Si la présence du FDP à une future coalition pourrait durcir le ton de Berlin, ne peut-on pas voir l'affaiblissement interne d'Angela Merkel comme une opportunité pour Emmanuel Macron, pour "aller plus loin"?  

Je ne crois pas, non. De toute façon, Angela Merkel est très pragmatique et elle va s'adapter à sa nouvelle feuille de route gouvernementale. Elle a certes perdu des plumes dans l'élection mais elle reste incontournable. Je crois que le résultat de cette élection va plutôt permettre à Emmanuel Macron d'aller moins loin, comme expliqué auparavant.
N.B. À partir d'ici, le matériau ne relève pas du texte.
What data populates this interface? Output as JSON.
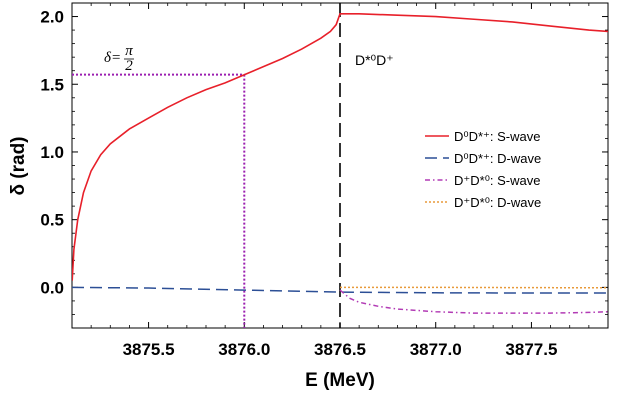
{
  "chart_data": {
    "type": "line",
    "xlabel": "E (MeV)",
    "ylabel": "δ (rad)",
    "xlim": [
      3875.1,
      3877.9
    ],
    "ylim": [
      -0.3,
      2.1
    ],
    "xticks": [
      3875.5,
      3876.0,
      3876.5,
      3877.0,
      3877.5
    ],
    "xtick_labels": [
      "3875.5",
      "3876.0",
      "3876.5",
      "3877.0",
      "3877.5"
    ],
    "yticks": [
      0.0,
      0.5,
      1.0,
      1.5,
      2.0
    ],
    "ytick_labels": [
      "0.0",
      "0.5",
      "1.0",
      "1.5",
      "2.0"
    ],
    "grid": false,
    "legend_position": "right",
    "series": [
      {
        "name": "D⁰D*⁺: S-wave",
        "color": "#e8202a",
        "style": "solid",
        "x": [
          3875.101,
          3875.11,
          3875.13,
          3875.16,
          3875.2,
          3875.25,
          3875.3,
          3875.4,
          3875.5,
          3875.6,
          3875.7,
          3875.8,
          3875.9,
          3876.0,
          3876.1,
          3876.2,
          3876.3,
          3876.4,
          3876.45,
          3876.48,
          3876.5,
          3876.55,
          3876.6,
          3876.8,
          3877.0,
          3877.2,
          3877.4,
          3877.6,
          3877.8,
          3877.9
        ],
        "y": [
          0.05,
          0.28,
          0.5,
          0.7,
          0.86,
          0.98,
          1.06,
          1.17,
          1.25,
          1.33,
          1.4,
          1.46,
          1.51,
          1.57,
          1.63,
          1.69,
          1.76,
          1.84,
          1.89,
          1.94,
          2.02,
          2.02,
          2.02,
          2.01,
          2.0,
          1.98,
          1.96,
          1.93,
          1.9,
          1.89
        ]
      },
      {
        "name": "D⁰D*⁺: D-wave",
        "color": "#2c4f96",
        "style": "dashed",
        "x": [
          3875.1,
          3875.5,
          3876.0,
          3876.5,
          3877.0,
          3877.5,
          3877.9
        ],
        "y": [
          0.0,
          -0.005,
          -0.02,
          -0.035,
          -0.04,
          -0.042,
          -0.042
        ]
      },
      {
        "name": "D⁺D*⁰: S-wave",
        "color": "#b23bb5",
        "style": "dashdot",
        "x": [
          3876.5,
          3876.55,
          3876.6,
          3876.7,
          3876.8,
          3877.0,
          3877.2,
          3877.4,
          3877.6,
          3877.8,
          3877.9
        ],
        "y": [
          -0.02,
          -0.08,
          -0.11,
          -0.14,
          -0.16,
          -0.18,
          -0.19,
          -0.19,
          -0.19,
          -0.185,
          -0.18
        ]
      },
      {
        "name": "D⁺D*⁰: D-wave",
        "color": "#e89a3a",
        "style": "dotted",
        "x": [
          3876.5,
          3877.0,
          3877.5,
          3877.9
        ],
        "y": [
          0.0,
          0.0,
          -0.002,
          -0.003
        ]
      }
    ],
    "annotations": {
      "threshold_label": "D*⁰D⁺",
      "threshold_x": 3876.5,
      "delta_half_pi_label": "δ=π/2",
      "delta_label_main": "δ=",
      "delta_label_num": "π",
      "delta_label_den": "2",
      "marker_x": 3876.0,
      "marker_y": 1.5708,
      "marker_color": "#9b1fb0"
    }
  }
}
Vouloir forcer la main des allemands sur l'Europe ne sert à rien, les prédécesseurs d'Emmanuel Macron l'ont bien vu. S'il veut réussir, il s'agit plutôt de les convaincre du sérieux de ses intentions. Le Président français pouvait utiliser son nouveau capital politique à l'échelle européenne de deux manières incompatibles: demander de la souplesse budgétaire sur les déficits publics, ou pousser pour une réforme de la zone euro. Il est le premier Président à avoir choisi la dernière option et on verra dans les semaines et mois à venir si cela est payant. Je pense que oui. Les libéraux du FDP, qui sont très à cheval sur les questions budgétaires, voient cela d'un bon œil. On le voit déjà dans les déclarations de ses dirigeants. Cela pourrait faciliter les négociations à venir.
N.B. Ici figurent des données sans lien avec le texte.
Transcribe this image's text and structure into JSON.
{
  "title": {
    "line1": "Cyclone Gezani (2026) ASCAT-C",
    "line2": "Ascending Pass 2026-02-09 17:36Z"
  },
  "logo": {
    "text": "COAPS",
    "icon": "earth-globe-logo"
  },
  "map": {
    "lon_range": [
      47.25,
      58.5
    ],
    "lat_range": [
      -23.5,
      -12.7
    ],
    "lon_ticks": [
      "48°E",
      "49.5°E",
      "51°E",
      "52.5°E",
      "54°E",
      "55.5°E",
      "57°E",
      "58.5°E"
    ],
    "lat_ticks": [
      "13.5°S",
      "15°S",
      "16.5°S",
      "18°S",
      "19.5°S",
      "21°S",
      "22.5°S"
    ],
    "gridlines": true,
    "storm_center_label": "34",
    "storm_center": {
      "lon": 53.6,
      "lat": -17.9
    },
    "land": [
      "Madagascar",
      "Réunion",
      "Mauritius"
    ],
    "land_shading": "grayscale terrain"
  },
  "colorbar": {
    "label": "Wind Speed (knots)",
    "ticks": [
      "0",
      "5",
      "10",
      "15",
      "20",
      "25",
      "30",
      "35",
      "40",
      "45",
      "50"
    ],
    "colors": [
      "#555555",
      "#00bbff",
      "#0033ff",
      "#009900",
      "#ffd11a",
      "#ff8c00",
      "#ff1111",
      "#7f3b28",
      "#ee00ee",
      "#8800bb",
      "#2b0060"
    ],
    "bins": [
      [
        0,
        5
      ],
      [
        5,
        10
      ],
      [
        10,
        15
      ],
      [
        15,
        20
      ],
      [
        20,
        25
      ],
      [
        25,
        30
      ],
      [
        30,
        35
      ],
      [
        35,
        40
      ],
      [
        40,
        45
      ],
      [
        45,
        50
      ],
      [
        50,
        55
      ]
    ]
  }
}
Menaces de la CSU, renforcement du FPD, et apparition de l'AFD, dans quelle mesure le résultat des élections peut-il produire un durcissement de position d'une Allemagne souvent accusée "d'égoïsme" en Europe ?
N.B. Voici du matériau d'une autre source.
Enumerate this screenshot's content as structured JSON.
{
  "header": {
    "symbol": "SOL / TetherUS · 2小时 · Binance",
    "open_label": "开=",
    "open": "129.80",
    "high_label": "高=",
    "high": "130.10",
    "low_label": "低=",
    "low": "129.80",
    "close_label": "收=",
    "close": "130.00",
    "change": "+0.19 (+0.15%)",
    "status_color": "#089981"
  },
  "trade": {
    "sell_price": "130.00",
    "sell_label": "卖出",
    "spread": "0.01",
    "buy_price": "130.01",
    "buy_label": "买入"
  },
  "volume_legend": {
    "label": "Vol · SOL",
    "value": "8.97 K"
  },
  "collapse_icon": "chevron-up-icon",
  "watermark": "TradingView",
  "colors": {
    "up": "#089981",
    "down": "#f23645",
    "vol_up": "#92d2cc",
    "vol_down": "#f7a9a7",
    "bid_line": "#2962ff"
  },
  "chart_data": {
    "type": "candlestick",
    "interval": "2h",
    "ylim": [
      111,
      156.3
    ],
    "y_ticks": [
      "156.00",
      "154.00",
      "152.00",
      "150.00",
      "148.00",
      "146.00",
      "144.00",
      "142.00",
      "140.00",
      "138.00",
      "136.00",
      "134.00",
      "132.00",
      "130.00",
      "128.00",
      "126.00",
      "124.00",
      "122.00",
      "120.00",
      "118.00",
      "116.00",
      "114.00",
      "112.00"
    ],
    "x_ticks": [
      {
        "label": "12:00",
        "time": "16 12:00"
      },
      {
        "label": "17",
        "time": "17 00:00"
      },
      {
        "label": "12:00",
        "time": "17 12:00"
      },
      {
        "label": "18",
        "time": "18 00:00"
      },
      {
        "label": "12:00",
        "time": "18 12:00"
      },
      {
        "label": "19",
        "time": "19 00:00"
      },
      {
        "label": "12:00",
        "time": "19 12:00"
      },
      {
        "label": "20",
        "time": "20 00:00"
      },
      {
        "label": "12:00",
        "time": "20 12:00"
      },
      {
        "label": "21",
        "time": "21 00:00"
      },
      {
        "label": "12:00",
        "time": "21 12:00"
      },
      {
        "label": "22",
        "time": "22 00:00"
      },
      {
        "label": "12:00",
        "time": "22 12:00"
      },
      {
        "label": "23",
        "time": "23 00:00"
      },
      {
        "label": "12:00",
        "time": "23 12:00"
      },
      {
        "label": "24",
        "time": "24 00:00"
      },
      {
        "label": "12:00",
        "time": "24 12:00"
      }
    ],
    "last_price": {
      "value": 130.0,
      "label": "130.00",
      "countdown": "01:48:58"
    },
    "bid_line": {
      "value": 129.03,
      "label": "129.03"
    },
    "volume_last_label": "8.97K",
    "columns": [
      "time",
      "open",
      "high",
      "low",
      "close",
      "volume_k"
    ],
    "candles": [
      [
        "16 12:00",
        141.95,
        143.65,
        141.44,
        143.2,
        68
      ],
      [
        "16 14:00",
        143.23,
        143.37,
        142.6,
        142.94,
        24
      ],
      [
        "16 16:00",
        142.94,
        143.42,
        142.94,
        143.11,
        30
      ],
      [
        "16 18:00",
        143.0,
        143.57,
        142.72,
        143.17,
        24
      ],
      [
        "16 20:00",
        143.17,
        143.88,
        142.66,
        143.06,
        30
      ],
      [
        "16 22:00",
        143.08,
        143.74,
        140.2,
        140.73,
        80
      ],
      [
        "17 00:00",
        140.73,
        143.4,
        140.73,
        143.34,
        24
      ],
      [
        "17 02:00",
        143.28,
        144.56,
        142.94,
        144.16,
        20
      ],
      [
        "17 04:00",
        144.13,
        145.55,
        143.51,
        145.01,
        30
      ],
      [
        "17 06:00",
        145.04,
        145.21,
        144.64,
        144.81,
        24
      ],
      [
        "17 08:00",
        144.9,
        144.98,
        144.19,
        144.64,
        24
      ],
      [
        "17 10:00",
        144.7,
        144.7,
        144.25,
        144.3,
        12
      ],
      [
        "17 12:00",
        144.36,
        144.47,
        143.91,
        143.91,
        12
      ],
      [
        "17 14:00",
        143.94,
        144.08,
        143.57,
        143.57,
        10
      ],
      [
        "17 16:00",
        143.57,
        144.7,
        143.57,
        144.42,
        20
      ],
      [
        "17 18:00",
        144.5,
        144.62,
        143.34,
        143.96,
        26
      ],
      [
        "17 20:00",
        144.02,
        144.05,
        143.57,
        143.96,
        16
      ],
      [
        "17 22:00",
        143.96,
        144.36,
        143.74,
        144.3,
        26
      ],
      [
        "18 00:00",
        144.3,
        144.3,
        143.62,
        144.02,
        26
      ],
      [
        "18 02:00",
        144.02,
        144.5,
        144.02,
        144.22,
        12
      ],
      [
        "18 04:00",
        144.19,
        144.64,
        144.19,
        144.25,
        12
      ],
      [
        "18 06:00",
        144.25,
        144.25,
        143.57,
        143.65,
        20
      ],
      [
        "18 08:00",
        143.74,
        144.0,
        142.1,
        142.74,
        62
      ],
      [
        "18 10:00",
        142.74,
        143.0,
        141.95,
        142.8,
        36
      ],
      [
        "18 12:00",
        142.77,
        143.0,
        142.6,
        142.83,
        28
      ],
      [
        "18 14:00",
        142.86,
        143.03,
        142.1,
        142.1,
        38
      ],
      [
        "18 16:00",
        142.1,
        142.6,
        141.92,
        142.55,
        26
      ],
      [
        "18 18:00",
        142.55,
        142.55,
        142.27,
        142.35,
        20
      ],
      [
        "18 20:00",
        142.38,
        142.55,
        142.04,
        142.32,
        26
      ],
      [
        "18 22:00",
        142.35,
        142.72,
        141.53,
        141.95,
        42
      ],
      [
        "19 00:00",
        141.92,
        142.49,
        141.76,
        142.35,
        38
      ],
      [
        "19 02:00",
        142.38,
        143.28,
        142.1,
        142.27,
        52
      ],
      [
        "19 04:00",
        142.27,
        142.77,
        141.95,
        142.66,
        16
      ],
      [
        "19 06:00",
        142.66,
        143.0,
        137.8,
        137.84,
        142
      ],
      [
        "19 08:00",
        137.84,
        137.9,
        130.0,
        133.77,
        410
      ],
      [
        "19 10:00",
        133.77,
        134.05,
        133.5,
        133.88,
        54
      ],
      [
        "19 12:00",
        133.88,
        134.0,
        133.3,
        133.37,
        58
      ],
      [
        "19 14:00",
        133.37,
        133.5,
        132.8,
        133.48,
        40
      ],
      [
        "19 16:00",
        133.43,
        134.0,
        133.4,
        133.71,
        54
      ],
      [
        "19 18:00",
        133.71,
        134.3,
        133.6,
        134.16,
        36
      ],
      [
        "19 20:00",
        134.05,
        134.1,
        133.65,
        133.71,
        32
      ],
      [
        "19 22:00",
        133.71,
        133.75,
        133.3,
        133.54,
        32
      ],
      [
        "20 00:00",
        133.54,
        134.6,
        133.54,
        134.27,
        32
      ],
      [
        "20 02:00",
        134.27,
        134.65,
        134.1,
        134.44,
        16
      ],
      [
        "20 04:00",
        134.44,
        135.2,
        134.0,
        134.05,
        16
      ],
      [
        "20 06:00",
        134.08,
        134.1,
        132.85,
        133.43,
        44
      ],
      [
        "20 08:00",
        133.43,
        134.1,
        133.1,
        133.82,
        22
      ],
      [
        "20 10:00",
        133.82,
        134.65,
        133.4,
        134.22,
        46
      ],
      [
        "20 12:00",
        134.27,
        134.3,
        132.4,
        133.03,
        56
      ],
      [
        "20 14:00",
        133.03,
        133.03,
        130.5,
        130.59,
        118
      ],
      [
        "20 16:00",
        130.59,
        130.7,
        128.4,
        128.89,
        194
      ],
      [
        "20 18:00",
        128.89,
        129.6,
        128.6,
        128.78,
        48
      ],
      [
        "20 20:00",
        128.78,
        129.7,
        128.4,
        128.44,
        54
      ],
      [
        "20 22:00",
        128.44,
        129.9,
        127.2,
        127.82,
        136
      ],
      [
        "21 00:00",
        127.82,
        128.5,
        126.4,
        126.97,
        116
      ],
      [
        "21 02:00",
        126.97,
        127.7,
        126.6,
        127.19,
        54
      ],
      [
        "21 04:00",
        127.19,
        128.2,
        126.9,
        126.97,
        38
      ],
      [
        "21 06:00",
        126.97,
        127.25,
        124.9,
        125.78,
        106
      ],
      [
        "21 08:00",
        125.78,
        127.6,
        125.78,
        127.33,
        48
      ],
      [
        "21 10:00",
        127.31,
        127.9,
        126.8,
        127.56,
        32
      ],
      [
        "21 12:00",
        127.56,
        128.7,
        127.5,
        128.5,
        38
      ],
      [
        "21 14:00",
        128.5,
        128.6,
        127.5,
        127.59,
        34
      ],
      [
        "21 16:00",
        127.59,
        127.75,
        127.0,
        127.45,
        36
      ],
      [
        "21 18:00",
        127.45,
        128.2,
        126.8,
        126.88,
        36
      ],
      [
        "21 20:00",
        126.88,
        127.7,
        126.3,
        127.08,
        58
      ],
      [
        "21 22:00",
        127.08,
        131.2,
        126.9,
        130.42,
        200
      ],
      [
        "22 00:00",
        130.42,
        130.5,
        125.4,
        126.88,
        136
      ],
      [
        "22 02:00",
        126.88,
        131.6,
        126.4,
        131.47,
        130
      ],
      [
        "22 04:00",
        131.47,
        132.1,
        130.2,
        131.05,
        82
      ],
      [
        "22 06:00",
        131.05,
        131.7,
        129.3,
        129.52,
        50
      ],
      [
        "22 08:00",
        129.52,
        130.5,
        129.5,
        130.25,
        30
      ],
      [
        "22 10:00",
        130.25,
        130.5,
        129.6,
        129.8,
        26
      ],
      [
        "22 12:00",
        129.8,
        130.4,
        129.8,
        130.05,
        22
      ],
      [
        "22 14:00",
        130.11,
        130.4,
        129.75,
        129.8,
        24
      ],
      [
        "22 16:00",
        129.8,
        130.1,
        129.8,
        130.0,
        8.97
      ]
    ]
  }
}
La situation est compliquée pour Merkel, plus compliquée que lorsqu'elle gouvernait avec les sociaux-démocrates. Pour faire tenir une coalition "jamaïcaine", inédite en Allemagne, elle va devoir trouver un point d'équilibre entre les verts et les libéraux. A titre d'exemple, les premiers veulent transformer l'ESM en un fond monétaire européen alors que les derniers veulent carrément le débrancher. La même opposition prévaut sur l'application des règles budgétaires au niveau européen. "Le Président Macron a demandé à raison la fin de l'austérité et une grande offensive d'investissement en Europe. Nous soutiendrons cette orientation": c'est ce qui figure noir sur blanc dans le programme des Verts. Les poils des dirigeants du FDP vont s'hérisser quand ils reliront ces lignes. Sur tous ces sujets, Merkel va devoir trouver un compromis entre ces différentes positions. Et elle est très bonne dans ce rôle, c'est d'ailleurs là où elle excelle. Le résultat sera probablement mesuré, et donc je ne crois pas à un durcissement de la position allemande en général. L'inverse aurait été vrai sans les Verts. Il y a néanmoins un point précis où l'on peut effectivement voir un durcissement et c'est le cas de la Grèce. Ce n'est pas le sujet de prédilection des Verts alors que c'est une des lignes rouges du FDP qui veut bien parler de restructuration de la dette, mais avec à la clé une sortie de la zone monétaire. C'est le retour du Grexit. Nous n'en arriverons probablement pas jusque-là mais il y a fort à parier que la Chancelière sera intransigeante sur le cas grec et laissera les coudées franches aux libéraux et à la CSU. Il faut aussi se rappeler que l'AfD a été à l'origine créé en protestation des plans de sauvetage grecs. Ce parti est maintenant au Bundestag et ne manquera pas de mettre encore plus de pression sur la Chancelière. En caricaturant un peu, on peut donc dire que les élections allemandes ont fait deux perdants: Emmanuel Macron et la Grèce.